Below, we will illustrate what was just discussed by creating a function that outputs one of the aforementiond matrices based on user input.
Our function
my_fun<-function(x,type =c("ss","cov","cor","cosine")){
type<-match.arg(type)
out<-matrix(rep(0,dim(x)[2]*dim(x)[2]),nrow=dim(x)[2])
if (type == "cov"){
x<-scale(x,center=TRUE,scale=FALSE)
out<-t(x)%*%(x)/(nrow(x)-1)
} else if (type =="cor"){
x<-scale(x,center=TRUE,scale=TRUE)
out<-t(x)%*%(x)/(nrow(x)-1)
} else if (type == "cosine"){
x<-apply(x, 2,function(x) x / sqrt(sum(x^2)) )
out<-t(x)%*%(x)
} else {
out<-t(x)%*%(x)
}
return(out)
}
Create some data
Now, that we have our function let’s make some data to apply it to.
dat<-cbind(replicate(4,sample(1:20,100,rep=TRUE)))
SSCP
We can now compare the output of our function to the complement functions in base R. Starting with the \(SSCP \) matrix.
crossprod(dat)
## [,1] [,2] [,3] [,4]
## [1,] 12899 10736 11949 10116
## [2,] 10736 13914 11880 10378
## [3,] 11949 11880 17581 12463
## [4,] 10116 10378 12463 13222
my_fun(dat, type = "ss")
## [,1] [,2] [,3] [,4]
## [1,] 12899 10736 11949 10116
## [2,] 10736 13914 11880 10378
## [3,] 11949 11880 17581 12463
## [4,] 10116 10378 12463 13222
Covariance
cov(dat)
## [,1] [,2] [,3] [,4]
## [1,] 31.8920202 6.1553535 2.157273 0.4909091
## [2,] 6.1553535 34.2145455 -3.223636 -0.8808081
## [3,] 2.1572727 -3.2236364 34.785758 3.3858586
## [4,] 0.4909091 -0.8808081 3.385859 28.4646465
my_fun(dat, type = "cov")
## [,1] [,2] [,3] [,4]
## [1,] 31.8920202 6.1553535 2.157273 0.4909091
## [2,] 6.1553535 34.2145455 -3.223636 -0.8808081
## [3,] 2.1572727 -3.2236364 34.785758 3.3858586
## [4,] 0.4909091 -0.8808081 3.385859 28.4646465
Correlation
cor(dat)
## [,1] [,2] [,3] [,4]
## [1,] 1.00000000 0.18634022 0.06476842 0.01629323
## [2,] 0.18634022 1.00000000 -0.09344153 -0.02822429
## [3,] 0.06476842 -0.09344153 1.00000000 0.10760072
## [4,] 0.01629323 -0.02822429 0.10760072 1.00000000
my_fun(dat, type = "cor")
## [,1] [,2] [,3] [,4]
## [1,] 1.00000000 0.18634022 0.06476842 0.01629323
## [2,] 0.18634022 1.00000000 -0.09344153 -0.02822429
## [3,] 0.06476842 -0.09344153 1.00000000 0.10760072
## [4,] 0.01629323 -0.02822429 0.10760072 1.00000000
Cosine similarity
We’ll load the library “philentropy” to check our work here as it contains many useful distance functions.
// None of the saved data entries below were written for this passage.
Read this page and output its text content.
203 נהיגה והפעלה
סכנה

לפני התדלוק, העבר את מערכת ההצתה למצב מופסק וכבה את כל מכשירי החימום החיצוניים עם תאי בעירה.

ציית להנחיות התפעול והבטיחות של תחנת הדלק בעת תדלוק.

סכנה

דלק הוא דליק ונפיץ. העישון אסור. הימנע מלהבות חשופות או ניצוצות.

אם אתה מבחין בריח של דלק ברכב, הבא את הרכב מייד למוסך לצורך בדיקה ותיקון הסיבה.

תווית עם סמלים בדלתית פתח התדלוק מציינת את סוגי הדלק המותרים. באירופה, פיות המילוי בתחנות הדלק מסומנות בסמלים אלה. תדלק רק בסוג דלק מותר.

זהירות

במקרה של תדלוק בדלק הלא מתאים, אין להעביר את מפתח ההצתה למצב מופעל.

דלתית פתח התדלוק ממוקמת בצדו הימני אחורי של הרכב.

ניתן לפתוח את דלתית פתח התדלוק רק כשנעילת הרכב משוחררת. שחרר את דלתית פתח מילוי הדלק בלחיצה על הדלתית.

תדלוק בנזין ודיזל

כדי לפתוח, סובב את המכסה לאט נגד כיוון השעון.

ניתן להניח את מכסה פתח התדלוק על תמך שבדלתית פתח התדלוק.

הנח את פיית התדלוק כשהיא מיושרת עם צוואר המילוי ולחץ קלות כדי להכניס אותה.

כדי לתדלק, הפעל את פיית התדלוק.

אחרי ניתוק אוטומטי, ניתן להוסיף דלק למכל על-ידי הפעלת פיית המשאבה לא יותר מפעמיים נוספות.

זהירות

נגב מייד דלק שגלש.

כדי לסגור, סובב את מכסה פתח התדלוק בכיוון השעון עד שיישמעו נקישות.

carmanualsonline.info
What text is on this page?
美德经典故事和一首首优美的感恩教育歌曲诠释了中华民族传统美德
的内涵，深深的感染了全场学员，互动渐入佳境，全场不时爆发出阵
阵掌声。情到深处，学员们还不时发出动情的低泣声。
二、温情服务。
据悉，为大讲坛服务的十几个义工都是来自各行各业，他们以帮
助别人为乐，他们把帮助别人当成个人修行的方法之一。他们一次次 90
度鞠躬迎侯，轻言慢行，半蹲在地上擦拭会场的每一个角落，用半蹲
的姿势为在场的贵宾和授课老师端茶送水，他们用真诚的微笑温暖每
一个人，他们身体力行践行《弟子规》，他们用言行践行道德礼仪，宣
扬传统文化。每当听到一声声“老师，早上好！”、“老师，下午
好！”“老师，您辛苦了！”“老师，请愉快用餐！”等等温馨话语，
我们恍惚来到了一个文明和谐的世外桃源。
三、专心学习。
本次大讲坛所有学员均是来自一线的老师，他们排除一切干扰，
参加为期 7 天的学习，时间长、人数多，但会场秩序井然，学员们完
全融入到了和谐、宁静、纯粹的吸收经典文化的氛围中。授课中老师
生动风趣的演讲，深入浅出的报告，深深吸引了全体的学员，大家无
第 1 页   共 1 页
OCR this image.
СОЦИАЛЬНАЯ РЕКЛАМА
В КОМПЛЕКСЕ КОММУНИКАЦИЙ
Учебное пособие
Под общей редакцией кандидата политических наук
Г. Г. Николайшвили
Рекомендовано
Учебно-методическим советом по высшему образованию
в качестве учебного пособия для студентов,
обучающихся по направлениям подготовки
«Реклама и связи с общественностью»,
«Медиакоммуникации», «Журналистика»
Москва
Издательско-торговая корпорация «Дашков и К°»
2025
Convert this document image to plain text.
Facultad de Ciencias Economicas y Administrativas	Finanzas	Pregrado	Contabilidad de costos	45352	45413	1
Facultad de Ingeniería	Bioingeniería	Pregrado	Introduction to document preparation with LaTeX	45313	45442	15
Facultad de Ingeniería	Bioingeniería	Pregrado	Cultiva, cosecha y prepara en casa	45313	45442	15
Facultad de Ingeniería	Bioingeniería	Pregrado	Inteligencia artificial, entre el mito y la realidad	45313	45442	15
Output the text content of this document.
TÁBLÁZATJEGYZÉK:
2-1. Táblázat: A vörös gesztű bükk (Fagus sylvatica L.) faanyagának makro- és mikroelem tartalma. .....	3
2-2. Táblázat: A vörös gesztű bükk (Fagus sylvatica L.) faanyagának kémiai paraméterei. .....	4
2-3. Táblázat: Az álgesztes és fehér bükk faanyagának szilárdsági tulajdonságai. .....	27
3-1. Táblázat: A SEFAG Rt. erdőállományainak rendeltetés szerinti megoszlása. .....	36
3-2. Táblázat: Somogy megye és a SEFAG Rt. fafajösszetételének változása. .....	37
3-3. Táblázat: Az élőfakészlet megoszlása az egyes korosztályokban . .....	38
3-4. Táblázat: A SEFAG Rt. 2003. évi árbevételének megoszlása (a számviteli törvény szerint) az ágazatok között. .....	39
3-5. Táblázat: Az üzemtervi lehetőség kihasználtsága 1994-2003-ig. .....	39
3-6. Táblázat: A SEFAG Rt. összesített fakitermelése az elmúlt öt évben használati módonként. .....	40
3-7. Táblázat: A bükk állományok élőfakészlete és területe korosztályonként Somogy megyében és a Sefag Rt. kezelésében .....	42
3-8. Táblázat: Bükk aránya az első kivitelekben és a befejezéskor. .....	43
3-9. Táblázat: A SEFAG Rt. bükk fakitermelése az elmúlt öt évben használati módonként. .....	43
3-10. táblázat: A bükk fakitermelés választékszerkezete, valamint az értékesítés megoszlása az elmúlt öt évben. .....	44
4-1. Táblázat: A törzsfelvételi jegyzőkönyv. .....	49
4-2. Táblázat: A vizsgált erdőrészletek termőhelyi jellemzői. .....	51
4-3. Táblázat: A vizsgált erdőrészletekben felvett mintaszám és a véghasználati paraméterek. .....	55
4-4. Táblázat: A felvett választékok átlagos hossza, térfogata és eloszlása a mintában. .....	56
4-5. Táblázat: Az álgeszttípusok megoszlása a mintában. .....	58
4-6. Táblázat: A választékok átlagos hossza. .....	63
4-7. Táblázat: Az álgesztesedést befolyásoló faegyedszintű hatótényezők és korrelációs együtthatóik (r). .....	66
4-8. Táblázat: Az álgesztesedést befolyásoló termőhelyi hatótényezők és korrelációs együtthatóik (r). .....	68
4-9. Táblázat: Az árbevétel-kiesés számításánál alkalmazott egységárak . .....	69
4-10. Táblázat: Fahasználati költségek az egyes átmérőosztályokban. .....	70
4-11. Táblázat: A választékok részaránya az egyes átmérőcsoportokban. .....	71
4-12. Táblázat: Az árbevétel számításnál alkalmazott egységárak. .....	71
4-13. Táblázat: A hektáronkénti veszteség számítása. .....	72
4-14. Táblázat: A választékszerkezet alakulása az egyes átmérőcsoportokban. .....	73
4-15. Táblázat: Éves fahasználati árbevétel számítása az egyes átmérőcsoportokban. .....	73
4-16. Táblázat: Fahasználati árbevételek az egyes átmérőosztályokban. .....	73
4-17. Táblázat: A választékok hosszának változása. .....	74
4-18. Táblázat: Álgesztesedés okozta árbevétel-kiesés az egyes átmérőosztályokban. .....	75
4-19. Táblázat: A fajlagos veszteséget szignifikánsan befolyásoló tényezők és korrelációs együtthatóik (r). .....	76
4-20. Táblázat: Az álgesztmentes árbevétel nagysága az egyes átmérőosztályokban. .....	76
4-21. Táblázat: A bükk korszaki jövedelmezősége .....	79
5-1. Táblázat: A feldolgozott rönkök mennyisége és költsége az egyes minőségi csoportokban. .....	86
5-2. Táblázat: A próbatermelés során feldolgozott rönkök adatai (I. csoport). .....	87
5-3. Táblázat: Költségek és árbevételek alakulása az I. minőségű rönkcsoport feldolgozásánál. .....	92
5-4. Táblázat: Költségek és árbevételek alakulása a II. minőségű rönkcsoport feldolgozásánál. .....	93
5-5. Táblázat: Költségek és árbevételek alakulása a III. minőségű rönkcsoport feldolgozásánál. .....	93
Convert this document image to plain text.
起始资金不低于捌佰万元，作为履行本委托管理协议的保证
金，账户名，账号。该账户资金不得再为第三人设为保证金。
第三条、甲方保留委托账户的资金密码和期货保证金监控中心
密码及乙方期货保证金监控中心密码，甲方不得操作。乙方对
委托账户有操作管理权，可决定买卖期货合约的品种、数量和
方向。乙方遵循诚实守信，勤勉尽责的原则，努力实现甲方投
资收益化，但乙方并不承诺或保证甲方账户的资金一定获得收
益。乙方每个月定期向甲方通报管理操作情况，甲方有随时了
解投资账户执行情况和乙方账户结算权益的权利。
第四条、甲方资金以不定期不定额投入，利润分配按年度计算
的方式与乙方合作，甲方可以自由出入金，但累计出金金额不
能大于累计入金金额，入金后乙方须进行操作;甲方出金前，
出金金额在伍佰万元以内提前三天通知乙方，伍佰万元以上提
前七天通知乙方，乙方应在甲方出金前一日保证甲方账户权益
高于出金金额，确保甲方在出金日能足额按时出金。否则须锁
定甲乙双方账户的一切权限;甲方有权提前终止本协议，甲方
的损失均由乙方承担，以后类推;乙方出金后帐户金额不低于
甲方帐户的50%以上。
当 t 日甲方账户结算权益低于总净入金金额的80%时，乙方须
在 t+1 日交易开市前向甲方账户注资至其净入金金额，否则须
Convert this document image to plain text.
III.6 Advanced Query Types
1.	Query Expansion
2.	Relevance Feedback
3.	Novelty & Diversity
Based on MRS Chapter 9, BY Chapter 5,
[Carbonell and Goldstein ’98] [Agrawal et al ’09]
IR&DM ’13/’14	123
Note that we are transposing our data as the default behavior of this function is to make pairwise comparisons of all rows.
library(philentropy)
## Warning: package 'philentropy' was built under R version 3.4.3
distance(t(dat), method = "cosine")
## v1 v2 v3 v4
## v1 1.0000000 0.8013800 0.7934723 0.7746084
## v2 0.8013800 1.0000000 0.7595715 0.7651368
## v3 0.7934723 0.7595715 1.0000000 0.8174331
## v4 0.7746084 0.7651368 0.8174331 1.0000000
my_fun(dat, type = "cosine")
## [,1] [,2] [,3] [,4]
## [1,] 1.0000000 0.8013800 0.7934723 0.7746084
## [2,] 0.8013800 1.0000000 0.7595715 0.7651368
## [3,] 0.7934723 0.7595715 1.0000000 0.8174331
## [4,] 0.7746084 0.7651368 0.8174331 1.0000000
Now you’re prepared if you’re ever in a weird scenario needing to come up with these measures on the fly! More importantly, you now hopefully have a more intiuitive understanding of how a few types of pariwise associations could be derived.